Core CloudOps or Cloud Engineering
The primary focus of CloudEng is build, running and governance of cloud-based infrastructure. Effective CloudOps teams develop infrastructure as code and follow the SDLC to some extent. They ensure availability, visibility, governance, security, cost management and infrastructure automation for the cloud.
For small organizations / startups, this will often be the first cloud operations role and also be key stakeholders in defining and delivering the CI/CD system, monitoring and alerting and be involved in incident response (at infrastructure AND service layer).
Site Reliability Engineering (SRE)
The concept of SRE was developed by Google in the 2000's. It's original definition was "what you get when you ask a software engineer to design an operations team". The purpose of SRE is to ensure services run reliability: stay available, performant and secure. Google has published some great SRE books, especially the workbook, that help create an effective SRE function.
SRE works in the layer where service meets infrastructure. Key areas owned by SRE is observability, monitoring, alerting and incident response / on-call. Keeping aligned with DevOps principles, SREs work with developers to define observability standards (e.g. ensuring software/services expose metrics, logging standards, tracing), implement monitoring systems (centralized log aggregation, dashboarding and reporting). They help define Service Level Objectives (internal representation of SLAs) and help define alerting and response processes when SLOs are not met.
An SRE team can often take on responsibilities in the CI/CD (taking over some aspects from Cloud Eng), bringing a more operational mindset to how services are deployed and run (e.g. reliability monitoring during deploys, automated rollbacks). Developing SRE in an organization often starts with a core / central SRE team. There is a lot of value to having mature SREs embedded in dev teams too.

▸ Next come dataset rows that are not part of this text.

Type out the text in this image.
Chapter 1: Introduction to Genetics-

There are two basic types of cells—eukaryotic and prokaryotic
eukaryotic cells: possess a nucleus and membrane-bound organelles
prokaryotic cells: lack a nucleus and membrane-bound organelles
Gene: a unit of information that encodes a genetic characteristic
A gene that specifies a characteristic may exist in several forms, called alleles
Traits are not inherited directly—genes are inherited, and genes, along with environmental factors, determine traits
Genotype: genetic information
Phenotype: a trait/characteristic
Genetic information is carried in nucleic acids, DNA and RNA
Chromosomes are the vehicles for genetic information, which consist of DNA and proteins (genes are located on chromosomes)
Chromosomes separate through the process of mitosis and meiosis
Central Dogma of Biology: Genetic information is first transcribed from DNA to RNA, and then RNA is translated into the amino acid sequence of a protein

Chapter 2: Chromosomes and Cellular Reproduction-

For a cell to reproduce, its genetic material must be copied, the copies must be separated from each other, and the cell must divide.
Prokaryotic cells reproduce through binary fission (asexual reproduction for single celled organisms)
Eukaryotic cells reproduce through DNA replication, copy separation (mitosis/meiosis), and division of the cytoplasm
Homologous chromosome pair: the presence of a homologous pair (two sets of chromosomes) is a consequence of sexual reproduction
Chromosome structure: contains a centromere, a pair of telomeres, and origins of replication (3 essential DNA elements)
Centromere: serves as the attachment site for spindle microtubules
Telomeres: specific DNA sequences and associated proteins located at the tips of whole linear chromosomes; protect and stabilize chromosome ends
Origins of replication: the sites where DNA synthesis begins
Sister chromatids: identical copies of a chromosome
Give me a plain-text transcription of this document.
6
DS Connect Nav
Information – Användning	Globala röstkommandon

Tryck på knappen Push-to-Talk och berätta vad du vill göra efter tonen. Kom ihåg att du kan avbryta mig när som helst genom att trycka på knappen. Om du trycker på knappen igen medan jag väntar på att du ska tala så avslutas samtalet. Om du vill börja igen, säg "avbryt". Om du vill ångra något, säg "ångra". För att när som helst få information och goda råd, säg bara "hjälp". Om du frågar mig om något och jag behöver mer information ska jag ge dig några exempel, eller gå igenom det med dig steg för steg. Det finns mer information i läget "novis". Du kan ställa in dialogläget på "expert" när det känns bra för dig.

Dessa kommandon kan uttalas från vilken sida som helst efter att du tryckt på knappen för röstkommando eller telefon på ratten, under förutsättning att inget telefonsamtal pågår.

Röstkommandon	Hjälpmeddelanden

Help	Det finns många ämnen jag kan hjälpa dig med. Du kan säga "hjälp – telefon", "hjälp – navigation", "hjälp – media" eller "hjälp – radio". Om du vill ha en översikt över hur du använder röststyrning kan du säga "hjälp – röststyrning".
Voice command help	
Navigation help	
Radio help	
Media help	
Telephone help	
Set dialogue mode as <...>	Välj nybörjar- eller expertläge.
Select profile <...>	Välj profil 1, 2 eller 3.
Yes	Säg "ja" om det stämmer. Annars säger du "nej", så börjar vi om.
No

Strong SRE teams usually have software development / architecture experience. Some common "unreliability" issues in the service layer I have seen are less experienced developers not considering that their code is not going to just run on 1 machine like it does on their computer, and not handle concurrency well; or not give much thought to connection management / connection pooling; and poor retry logic - so SREs being familiar with patterns like retry backoff windows and circuit breakers in software code help identify causes of issues - preferably far left in the delivery cycle (being included in code reviews) before discovering in prod.
Platform Engineering
I have seen a number of engineering organizations fall into the pitfall of developers thinking "we write product code, cloud ops handles the automation" and other common DevOps anti-patterns. With Cloud Engineering delivering a lot of automation for infrastructure, anything-automated can sometimes fall back to them if there's a lack of automation skills in the developer teams. And so (again, in more mature teams), a Platform Engineering function may be created that focused on developing automation for the developer environment and delivering an internal developer platform. This could be tooling that helps replicate a prod-like local environment, or libraries that ensure consistency / alignment with standards - for example, an SDK that handles authentication for multiple components, or provides a stanardized metrics and logging implementation based on the standards laid out by SRE.